Déjà plus d’un an, j’imagine. Je dis j’imagine parce que j’ai tellement essayé de m’étourdir que j’ai perdu le décompte. Ou parce que j’aurais trop l’air loser de savoir exactement le nombre d’heures (soit 8 765) depuis qu’on est plus ensemble. Depuis « qu’on s’est quittés d’un commun accord », aka depuis que tu m’as laissée parce que tu m’aimais pu. Mais ça on le dit pas. On est bon pour s’étourdir. On s’étourdit en collant nos lèvres encore imbibées de larmes sur des inconnus trop saouls pour se rendre compte. C’est ben plus in avoir un rebound que de la peine. On s’étourdit avec l’alcool. On s’étourdit avec le travail. On s’étourdit parce que maintenant, c’est ça qu’on fait. On prend jamais le temps de brailler en petite boule avec le pot de crème glacée. On passe au prochain en faisant semblant qu’on-est-le-plus-fort-des-deux.

Quand on me demande si je pense encore à toi, je réponds automatiquement : « Ben non, voyons donc! Ça fait tellement longtemps. Je m’en fous. »

Mais pourtant, chaque jour, je pense à toi. Chaque fois que je me couche et que personne ne peut remplacer ton odeur.

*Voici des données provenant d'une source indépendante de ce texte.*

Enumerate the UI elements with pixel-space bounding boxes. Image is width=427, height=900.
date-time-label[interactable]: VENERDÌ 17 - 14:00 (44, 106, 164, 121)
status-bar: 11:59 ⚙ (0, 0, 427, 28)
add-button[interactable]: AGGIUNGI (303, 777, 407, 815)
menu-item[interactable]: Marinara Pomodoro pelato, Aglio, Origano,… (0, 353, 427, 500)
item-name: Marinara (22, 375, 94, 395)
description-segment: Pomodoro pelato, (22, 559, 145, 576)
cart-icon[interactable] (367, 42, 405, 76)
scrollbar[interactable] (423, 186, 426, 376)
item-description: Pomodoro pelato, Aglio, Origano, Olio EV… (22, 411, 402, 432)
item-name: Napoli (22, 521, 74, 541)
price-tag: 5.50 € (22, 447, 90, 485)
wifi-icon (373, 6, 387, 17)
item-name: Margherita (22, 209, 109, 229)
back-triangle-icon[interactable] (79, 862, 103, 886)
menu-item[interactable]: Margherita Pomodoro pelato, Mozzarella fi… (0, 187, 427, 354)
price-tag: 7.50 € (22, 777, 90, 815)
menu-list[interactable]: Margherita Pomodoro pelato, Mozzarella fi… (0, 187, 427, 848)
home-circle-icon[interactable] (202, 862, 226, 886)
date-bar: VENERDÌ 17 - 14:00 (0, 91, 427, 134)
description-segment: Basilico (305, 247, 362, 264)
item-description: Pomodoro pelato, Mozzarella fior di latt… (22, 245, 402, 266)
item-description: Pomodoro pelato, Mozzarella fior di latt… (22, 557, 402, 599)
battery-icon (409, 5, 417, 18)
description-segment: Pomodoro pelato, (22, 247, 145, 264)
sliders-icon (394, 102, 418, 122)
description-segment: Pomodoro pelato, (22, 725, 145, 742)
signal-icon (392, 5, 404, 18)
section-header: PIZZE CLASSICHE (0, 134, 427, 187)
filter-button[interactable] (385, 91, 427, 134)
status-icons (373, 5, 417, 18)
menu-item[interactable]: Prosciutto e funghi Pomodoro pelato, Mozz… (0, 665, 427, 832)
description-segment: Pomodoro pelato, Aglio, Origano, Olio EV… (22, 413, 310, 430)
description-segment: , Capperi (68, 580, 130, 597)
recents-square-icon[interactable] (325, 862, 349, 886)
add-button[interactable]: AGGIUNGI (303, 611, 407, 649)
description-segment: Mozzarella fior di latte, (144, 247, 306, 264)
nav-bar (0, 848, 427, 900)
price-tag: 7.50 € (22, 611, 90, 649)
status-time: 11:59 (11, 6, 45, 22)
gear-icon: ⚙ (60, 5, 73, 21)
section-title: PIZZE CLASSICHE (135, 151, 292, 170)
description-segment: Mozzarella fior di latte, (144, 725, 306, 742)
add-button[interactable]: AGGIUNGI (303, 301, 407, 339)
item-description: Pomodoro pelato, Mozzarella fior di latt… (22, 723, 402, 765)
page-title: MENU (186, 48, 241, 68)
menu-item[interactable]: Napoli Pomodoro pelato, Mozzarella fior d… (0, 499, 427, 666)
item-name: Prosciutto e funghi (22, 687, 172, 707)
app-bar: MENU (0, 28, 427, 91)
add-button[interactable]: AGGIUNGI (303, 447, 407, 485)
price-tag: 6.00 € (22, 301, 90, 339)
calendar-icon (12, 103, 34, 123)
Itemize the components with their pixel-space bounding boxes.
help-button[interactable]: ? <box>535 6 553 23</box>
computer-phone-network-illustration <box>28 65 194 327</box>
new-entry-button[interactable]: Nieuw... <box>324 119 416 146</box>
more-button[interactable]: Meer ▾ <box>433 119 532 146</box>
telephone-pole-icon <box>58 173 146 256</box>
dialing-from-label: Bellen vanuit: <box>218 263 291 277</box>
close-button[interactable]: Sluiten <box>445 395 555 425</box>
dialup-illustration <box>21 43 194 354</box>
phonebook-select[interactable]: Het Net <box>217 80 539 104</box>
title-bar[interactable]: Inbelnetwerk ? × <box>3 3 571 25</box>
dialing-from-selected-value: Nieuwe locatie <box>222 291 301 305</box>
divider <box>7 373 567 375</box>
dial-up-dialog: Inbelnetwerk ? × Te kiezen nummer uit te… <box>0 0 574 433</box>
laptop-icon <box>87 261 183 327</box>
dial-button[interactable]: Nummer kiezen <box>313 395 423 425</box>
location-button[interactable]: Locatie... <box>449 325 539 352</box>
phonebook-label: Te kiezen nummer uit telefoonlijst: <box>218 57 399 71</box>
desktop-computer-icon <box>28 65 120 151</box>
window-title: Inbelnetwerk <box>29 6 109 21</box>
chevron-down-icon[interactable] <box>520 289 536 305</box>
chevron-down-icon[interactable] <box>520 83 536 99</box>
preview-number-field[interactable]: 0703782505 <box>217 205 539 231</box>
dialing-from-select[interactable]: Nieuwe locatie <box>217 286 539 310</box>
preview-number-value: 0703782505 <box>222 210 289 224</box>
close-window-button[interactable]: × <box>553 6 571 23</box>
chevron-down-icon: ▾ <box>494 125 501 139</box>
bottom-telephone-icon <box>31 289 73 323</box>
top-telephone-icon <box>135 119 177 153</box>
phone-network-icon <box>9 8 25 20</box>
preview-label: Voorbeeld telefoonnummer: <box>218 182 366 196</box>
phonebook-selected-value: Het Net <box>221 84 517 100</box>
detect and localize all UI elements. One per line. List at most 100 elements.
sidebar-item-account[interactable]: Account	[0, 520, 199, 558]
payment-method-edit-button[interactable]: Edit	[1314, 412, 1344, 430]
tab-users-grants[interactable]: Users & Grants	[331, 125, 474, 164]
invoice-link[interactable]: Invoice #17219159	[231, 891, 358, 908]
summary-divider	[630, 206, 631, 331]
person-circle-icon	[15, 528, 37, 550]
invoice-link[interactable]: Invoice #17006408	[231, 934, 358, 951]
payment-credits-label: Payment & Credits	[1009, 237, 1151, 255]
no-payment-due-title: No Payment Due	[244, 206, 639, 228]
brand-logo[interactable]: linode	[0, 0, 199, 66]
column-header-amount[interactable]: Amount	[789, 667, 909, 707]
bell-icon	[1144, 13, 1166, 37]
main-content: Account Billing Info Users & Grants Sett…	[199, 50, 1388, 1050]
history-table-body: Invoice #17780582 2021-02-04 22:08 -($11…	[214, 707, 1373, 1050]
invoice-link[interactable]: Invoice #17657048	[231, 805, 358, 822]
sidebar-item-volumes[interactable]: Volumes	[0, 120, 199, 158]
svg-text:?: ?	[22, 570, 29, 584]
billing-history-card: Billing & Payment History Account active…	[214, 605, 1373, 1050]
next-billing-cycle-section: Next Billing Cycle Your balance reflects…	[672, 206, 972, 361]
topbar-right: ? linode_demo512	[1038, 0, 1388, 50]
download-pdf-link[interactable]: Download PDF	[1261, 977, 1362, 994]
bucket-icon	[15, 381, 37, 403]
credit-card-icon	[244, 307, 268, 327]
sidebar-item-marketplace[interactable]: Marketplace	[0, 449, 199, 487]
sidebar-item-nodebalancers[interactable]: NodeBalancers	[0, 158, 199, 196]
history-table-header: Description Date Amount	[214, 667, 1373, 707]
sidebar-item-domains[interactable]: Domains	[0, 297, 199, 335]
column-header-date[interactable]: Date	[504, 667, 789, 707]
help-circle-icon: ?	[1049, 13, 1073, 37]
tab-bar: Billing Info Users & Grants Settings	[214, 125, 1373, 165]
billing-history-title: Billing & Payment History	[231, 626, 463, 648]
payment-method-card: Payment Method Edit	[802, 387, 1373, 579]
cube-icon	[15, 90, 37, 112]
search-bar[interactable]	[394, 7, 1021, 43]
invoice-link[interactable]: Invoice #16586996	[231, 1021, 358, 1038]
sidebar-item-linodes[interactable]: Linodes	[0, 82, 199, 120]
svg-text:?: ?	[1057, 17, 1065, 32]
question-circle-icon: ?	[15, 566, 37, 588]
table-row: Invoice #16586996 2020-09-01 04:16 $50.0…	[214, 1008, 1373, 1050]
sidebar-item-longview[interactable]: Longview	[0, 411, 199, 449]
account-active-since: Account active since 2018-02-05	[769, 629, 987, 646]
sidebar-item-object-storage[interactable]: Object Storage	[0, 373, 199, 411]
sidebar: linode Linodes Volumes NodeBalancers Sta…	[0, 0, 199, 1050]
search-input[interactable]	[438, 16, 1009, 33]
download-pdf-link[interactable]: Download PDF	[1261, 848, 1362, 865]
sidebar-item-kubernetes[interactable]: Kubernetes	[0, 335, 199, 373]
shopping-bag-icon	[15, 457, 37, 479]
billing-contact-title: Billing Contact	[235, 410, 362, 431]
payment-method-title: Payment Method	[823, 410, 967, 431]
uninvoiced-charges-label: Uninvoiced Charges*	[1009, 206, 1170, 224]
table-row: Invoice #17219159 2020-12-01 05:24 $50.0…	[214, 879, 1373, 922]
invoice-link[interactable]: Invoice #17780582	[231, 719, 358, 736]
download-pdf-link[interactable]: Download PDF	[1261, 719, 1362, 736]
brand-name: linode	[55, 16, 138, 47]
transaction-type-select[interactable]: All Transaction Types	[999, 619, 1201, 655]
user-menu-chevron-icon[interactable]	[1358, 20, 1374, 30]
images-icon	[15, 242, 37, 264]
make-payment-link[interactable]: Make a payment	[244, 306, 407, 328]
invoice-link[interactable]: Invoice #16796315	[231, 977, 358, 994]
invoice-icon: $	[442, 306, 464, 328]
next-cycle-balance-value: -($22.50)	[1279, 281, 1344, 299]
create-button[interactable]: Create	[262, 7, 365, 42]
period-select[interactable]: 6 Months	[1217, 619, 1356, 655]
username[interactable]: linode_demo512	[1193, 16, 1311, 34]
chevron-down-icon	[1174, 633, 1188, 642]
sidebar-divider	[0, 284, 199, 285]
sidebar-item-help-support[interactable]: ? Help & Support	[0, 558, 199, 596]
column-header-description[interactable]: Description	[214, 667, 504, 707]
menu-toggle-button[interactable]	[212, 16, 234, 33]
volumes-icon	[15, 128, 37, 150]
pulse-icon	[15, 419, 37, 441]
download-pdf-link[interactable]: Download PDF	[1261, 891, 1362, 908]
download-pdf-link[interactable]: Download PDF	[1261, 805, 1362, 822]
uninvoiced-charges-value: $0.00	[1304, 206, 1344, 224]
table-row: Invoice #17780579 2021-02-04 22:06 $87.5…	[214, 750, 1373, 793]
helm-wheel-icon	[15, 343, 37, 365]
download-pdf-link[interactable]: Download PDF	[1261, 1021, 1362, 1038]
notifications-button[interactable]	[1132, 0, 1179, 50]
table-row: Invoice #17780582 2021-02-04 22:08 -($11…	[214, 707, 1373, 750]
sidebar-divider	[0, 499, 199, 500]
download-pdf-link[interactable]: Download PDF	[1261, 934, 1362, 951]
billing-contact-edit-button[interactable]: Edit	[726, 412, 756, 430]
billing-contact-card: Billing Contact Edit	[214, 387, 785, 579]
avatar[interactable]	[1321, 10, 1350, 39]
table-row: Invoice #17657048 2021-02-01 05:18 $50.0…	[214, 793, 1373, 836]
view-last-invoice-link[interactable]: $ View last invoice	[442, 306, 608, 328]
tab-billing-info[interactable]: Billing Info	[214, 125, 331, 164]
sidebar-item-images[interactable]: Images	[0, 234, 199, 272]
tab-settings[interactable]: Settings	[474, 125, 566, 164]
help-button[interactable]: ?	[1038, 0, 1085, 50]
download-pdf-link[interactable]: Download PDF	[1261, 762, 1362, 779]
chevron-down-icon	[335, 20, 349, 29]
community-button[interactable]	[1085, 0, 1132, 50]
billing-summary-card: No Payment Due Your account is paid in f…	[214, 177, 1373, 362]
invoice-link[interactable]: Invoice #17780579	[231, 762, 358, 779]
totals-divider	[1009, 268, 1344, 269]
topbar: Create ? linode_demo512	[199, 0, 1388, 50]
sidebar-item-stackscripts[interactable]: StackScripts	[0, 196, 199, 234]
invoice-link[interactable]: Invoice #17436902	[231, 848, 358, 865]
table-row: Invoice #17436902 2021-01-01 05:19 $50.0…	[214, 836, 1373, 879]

Chaque fois que je te stalke pis que je te vois sourire, sans moi. Chaque fois que je me demande ce que j’ai fait (ou pas). Chaque fois que tu me textes juste pour jouer dans ma tête. Ou chaque fois que je me dis qu’au contraire, tu regrettes vraiment. Chaque fois que j’ai une fréquentation pis qu’il est dont ben moins cool que toi. Je dis que je suis passée à autre chose, mais pourtant, chaque fois que j’entends ton nom, j’ai un dix roues qui me passe dans ‘gorge. Mais je peux rien dire de tout ça.

Pourquoi après tout ce temps, tu me rends molle comme une guimauve, comme un spaghetti trop cuit. Pourquoi après tout ça, une partie de moi continue d’espérer secrètement que tu reviennes.

J’ai menti quand j’ai dit que j’étais passée à autre chose. J’ai menti quand j’ai dit que je ne pensais plus à toi. J’ai menti parce que c’est plus simple. J’ai menti parce que je ne suis pas capable de faire comme les autres. J’aurais sûrement l’air d’une fille qui croit encore aux contes de fée. Pourtant je sais qu’on est tout sauf beaux, à se mentir sans se regarder dans les yeux pour se convaincre que je suis donc ben heureuse pour ta nouvelle blonde et toi.

L’amour, les peines d’amour, pis toutes les affaires qu’on fait entre ça, c’est ben plus compliqué que 8765 heures sans te parler.